Германские военные чиновники написали окончательный отчет о своем валютном и финансовом управлении зимой 1944/45 года, после того как они покинули Бельгию перед лицом неминуемого поражения. Это, разумеется, привело к упущениям в представленной информации. Одно из них особенно важно в обсуждаемом здесь контексте. Согласно отчету, в дополнение к официально оформленным расходам «оккупационные власти получили дополнительные бельгийские франки в качестве дохода за административное управление». Это были, в частности, «деньги за “еврейское искупление”… административные штрафы, выручка от продажи конфискованных контрабандных и дефицитных товаров и т. д.». Однако документы об этом сохранились только за период с 1 октября 1943 года по 31 марта 1944 года, пояснил автор отчета. За это время накопилось несколько миллионов рейхсмарок, по поводу которых отмечалось, что «в результате они сокращали реальные оккупационные расходы»[670].

Но статья административных доходов (о которой в значительной степени умалчивалось в итоговом отчете военной администрации) содержит экспроприированную собственность бельгийских евреев. Сейчас уже невозможно сказать, о какой сумме шла речь. В любом случае она была не так уж велика с учетом относительно небольшой совокупной собственности бельгийских евреев. Согласно сохранившимся документам, периодически поступали ценности в пределах 3, 12 или 10 млн рейхсмарок[671]. Осенью 1944 года чиновник рейхсминистерства финансов сделал пометки в сопроводительной карточке к «Прочим задачам рейхскомиссара Бельгии»: «общество доверительных управляющих (еврейской собственностью)», «вражеская и еврейская собственность (пересланные ценные бумаги)», «требования рейха к министерству оккупированных восточных территорий из-за вывоза еврейского движимого имущества», «произведения искусства, вывезенные оперативным штабом Розенберга»[672]. Чиновник вмешался в дело, поскольку речь шла о средствах, которые должны были быть зарезервированы для нужд военного бюджета или еще не были собраны. Результаты остальных задач не озвучены.

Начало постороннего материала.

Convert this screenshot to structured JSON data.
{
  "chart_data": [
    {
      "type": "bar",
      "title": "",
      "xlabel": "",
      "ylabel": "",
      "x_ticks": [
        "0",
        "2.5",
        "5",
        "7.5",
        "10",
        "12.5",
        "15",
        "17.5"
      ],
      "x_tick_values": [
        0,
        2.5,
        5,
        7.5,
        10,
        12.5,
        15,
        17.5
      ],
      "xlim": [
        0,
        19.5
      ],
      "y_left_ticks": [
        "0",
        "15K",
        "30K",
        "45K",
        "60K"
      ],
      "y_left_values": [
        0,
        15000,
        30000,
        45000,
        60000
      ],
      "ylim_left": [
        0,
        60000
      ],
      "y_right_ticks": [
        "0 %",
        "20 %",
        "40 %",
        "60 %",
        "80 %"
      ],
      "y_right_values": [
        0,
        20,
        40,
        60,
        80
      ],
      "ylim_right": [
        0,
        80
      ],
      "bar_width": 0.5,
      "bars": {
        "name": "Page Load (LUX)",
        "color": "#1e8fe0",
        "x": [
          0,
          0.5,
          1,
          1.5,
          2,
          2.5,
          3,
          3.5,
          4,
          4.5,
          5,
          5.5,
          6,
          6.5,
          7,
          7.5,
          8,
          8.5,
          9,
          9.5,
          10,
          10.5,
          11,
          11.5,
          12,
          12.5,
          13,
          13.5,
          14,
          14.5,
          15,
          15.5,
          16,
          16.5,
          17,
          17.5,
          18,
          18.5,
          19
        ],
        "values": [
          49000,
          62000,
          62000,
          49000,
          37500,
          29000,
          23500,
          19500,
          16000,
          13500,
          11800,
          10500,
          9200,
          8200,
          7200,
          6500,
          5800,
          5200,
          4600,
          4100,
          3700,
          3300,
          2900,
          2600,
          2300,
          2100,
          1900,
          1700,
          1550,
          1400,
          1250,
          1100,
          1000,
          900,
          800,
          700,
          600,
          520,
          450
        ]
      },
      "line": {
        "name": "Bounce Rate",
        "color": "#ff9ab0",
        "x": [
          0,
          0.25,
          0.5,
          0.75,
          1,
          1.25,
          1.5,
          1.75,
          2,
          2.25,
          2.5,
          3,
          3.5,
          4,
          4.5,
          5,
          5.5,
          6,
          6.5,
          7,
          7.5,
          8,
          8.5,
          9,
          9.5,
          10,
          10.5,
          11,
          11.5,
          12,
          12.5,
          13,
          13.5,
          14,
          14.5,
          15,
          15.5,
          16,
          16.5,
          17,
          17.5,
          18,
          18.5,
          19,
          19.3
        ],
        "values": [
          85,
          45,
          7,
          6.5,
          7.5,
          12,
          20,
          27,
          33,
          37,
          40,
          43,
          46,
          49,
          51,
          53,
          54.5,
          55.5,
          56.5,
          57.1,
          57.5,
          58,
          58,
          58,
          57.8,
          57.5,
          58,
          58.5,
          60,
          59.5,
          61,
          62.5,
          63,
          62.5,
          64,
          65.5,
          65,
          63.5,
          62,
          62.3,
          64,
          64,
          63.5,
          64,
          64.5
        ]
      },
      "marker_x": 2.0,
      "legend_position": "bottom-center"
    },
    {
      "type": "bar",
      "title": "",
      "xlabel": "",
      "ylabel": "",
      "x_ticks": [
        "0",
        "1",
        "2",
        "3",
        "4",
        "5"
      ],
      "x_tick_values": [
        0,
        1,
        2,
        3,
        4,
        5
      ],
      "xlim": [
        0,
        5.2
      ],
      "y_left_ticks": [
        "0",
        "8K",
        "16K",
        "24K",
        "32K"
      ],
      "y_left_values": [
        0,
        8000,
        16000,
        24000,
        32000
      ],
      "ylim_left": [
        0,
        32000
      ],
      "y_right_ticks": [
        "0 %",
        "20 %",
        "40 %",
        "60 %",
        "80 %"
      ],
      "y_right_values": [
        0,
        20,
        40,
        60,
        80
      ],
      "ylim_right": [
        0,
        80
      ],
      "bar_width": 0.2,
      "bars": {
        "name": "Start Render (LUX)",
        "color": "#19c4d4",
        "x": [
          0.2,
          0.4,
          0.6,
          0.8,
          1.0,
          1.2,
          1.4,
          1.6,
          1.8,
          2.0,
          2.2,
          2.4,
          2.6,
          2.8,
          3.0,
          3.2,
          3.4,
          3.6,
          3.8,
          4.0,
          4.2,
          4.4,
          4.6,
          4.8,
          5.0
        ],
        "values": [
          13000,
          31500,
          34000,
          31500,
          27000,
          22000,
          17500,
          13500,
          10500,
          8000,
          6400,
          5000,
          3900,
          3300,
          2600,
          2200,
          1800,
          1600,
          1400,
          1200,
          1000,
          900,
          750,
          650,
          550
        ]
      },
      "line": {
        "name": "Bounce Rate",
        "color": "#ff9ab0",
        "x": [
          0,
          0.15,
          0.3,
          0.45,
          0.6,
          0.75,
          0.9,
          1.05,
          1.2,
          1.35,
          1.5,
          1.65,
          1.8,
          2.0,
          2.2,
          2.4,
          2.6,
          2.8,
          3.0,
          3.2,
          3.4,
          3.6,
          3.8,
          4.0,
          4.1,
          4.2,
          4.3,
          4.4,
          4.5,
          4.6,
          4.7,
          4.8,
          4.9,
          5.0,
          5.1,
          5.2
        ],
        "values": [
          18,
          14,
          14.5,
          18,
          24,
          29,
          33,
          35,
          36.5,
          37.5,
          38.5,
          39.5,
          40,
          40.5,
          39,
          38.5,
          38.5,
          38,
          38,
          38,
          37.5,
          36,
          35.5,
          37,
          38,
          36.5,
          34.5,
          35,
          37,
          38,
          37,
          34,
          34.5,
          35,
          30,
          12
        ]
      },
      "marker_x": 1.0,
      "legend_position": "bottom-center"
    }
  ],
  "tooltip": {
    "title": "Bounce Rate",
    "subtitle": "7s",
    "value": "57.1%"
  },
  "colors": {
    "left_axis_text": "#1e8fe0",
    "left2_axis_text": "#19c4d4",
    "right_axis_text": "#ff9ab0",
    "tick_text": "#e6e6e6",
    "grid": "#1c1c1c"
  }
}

Экспроприация без экспроприации

В Голландии немцы создали небольшое «гражданское надзорное управление». В отличие от Бельгии или Норвегии здесь никогда не существовало местного или германского закона о лишении евреев собственности. И тем не менее добыча здесь была особенно обильна. Прежде всего 22 октября 1940 года рейхскомиссар приказал зарегистрировать определенные предприятия, а 12 марта 1941 года конкретизировал процедуру в «распоряжении об обращении с подлежащими регистрации предприятиями». Каким бы нейтральным ни звучало это название, последний абзац был ясен: «Настоящее распоряжение вступает в силу в день его обнародования и понимается как “Распоряжение об экономической деиудизации”».

10 января 1941 года на евреев также было наложено «искупление», экономический прием, характерный для немцев почти повсеместно. 26 марта последовала проверка операций с иностранной валютой и золотом, 27 мая вышло распоряжение об обязательном декларировании евреями своих сельскохозяйственных угодий, 8 августа настала очередь основных средств производства, а через три дня и всей еврейской недвижимости.

Однако в решающем распоряжении от 8 августа речь шла не об экспроприации или об «отходе подлежащей сдаче» собственности евреев германской или голландской казне, а (в более общем смысле) о «правилах обращения с еврейской собственностью». Как отмечала СД, речь шла «об изъятии и накоплении всего еврейского имущества», которым якобы должна была быть оплачена последующая эмиграция. Как в Германии, так и в Словакии, Венгрии или протекторате Богемии и Моравии, непосредственная выгода для военной казны должна была исчезнуть за псевдоформулировкой «создания фонда эмиграции»[673].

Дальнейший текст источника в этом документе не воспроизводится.